# Dose lower for higher extraction and balanced flavours?



## emc2 (Aug 21, 2016)

I came across this interesting article. Not sure if this has been discussed before

http://www.coffeecuppers.com/Espresso.htm

It seems to suggest that with 'speciality espresso', a lower dose and fine grind will produce more balanced cups. Current techniques with higher doses as compared to the traditional methods almost always produce underextracted coffee.


----------



## Mrboots2u (May 10, 2013)

emc2 said:


> I came across this interesting article. Not sure if this has been discussed before
> 
> http://www.coffeecuppers.com/Espresso.htm
> 
> It seems to suggest that with 'speciality espresso', a lower dose and fine grind will produce more balanced cups. Current techniques with higher doses as compared to the traditional methods almost always produce underextracted coffee.

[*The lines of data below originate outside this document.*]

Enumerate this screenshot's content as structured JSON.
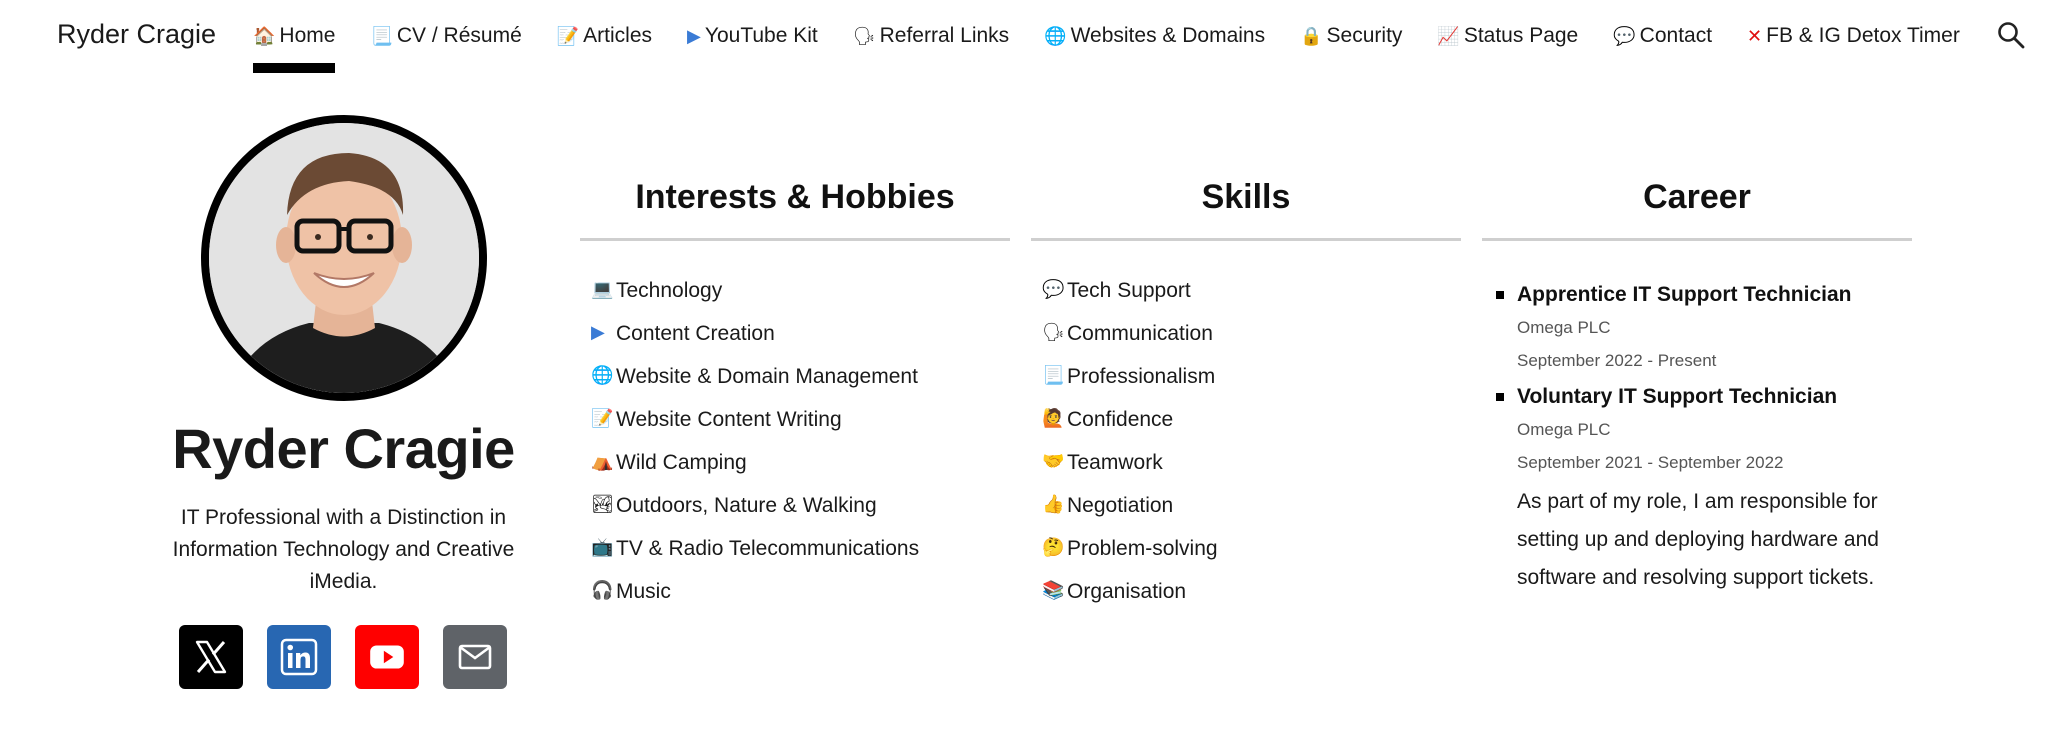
{
  "header": {
    "site_title": "Ryder Cragie",
    "nav": [
      {
        "icon": "🏠",
        "icon_name": "house-icon",
        "label": "Home",
        "active": true
      },
      {
        "icon": "📃",
        "icon_name": "page-icon",
        "label": "CV / Résumé"
      },
      {
        "icon": "📝",
        "icon_name": "memo-icon",
        "label": "Articles"
      },
      {
        "icon": "▶",
        "icon_name": "play-button-icon",
        "label": "YouTube Kit"
      },
      {
        "icon": "🗣",
        "icon_name": "speaking-head-icon",
        "label": "Referral Links"
      },
      {
        "icon": "🌐",
        "icon_name": "globe-icon",
        "label": "Websites & Domains"
      },
      {
        "icon": "🔒",
        "icon_name": "lock-icon",
        "label": "Security"
      },
      {
        "icon": "📈",
        "icon_name": "chart-increasing-icon",
        "label": "Status Page"
      },
      {
        "icon": "💬",
        "icon_name": "speech-balloon-icon",
        "label": "Contact"
      },
      {
        "icon": "✕",
        "icon_name": "cross-mark-icon",
        "label": "FB & IG Detox Timer"
      }
    ]
  },
  "profile": {
    "name": "Ryder Cragie",
    "tagline": "IT Professional with a Distinction in Information Technology and Creative iMedia."
  },
  "interests": {
    "title": "Interests & Hobbies",
    "items": [
      {
        "icon": "💻",
        "label": "Technology"
      },
      {
        "icon": "▶",
        "label": "Content Creation"
      },
      {
        "icon": "🌐",
        "label": "Website & Domain Management"
      },
      {
        "icon": "📝",
        "label": "Website Content Writing"
      },
      {
        "icon": "⛺",
        "label": "Wild Camping"
      },
      {
        "icon": "🏞",
        "label": "Outdoors, Nature & Walking"
      },
      {
        "icon": "📺",
        "label": "TV & Radio Telecommunications"
      },
      {
        "icon": "🎧",
        "label": "Music"
      }
    ]
  },
  "skills": {
    "title": "Skills",
    "items": [
      {
        "icon": "💬",
        "label": "Tech Support"
      },
      {
        "icon": "🗣",
        "label": "Communication"
      },
      {
        "icon": "📃",
        "label": "Professionalism"
      },
      {
        "icon": "🙋",
        "label": "Confidence"
      },
      {
        "icon": "🤝",
        "label": "Teamwork"
      },
      {
        "icon": "👍",
        "label": "Negotiation"
      },
      {
        "icon": "🤔",
        "label": "Problem-solving"
      },
      {
        "icon": "📚",
        "label": "Organisation"
      }
    ]
  },
  "career": {
    "title": "Career",
    "jobs": [
      {
        "title": "Apprentice IT Support Technician",
        "org": "Omega PLC",
        "dates": "September 2022 - Present"
      },
      {
        "title": "Voluntary IT Support Technician",
        "org": "Omega PLC",
        "dates": "September 2021 - September 2022",
        "description": "As part of my role, I am responsible for setting up and deploying hardware and software and resolving support tickets."
      }
    ]
  },
  "colors": {
    "x": "#000000",
    "linkedin": "#2867b2",
    "youtube": "#ff0000",
    "email": "#5f6368"
  }
}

That article is from 2007, things have moved on since then.


----------



## Xpenno (Nov 12, 2012)

That was also from a time when speciality almost always meant super light roast which was much harder to extract. Most roasters have moved on from this.

The premise is still true of course, you can lower your dose, grind finer and for the same brew recipe (assuming an even extraction) then you will get a higher extraction yield up to a point. Just remember that higher doesn't mean better.


----------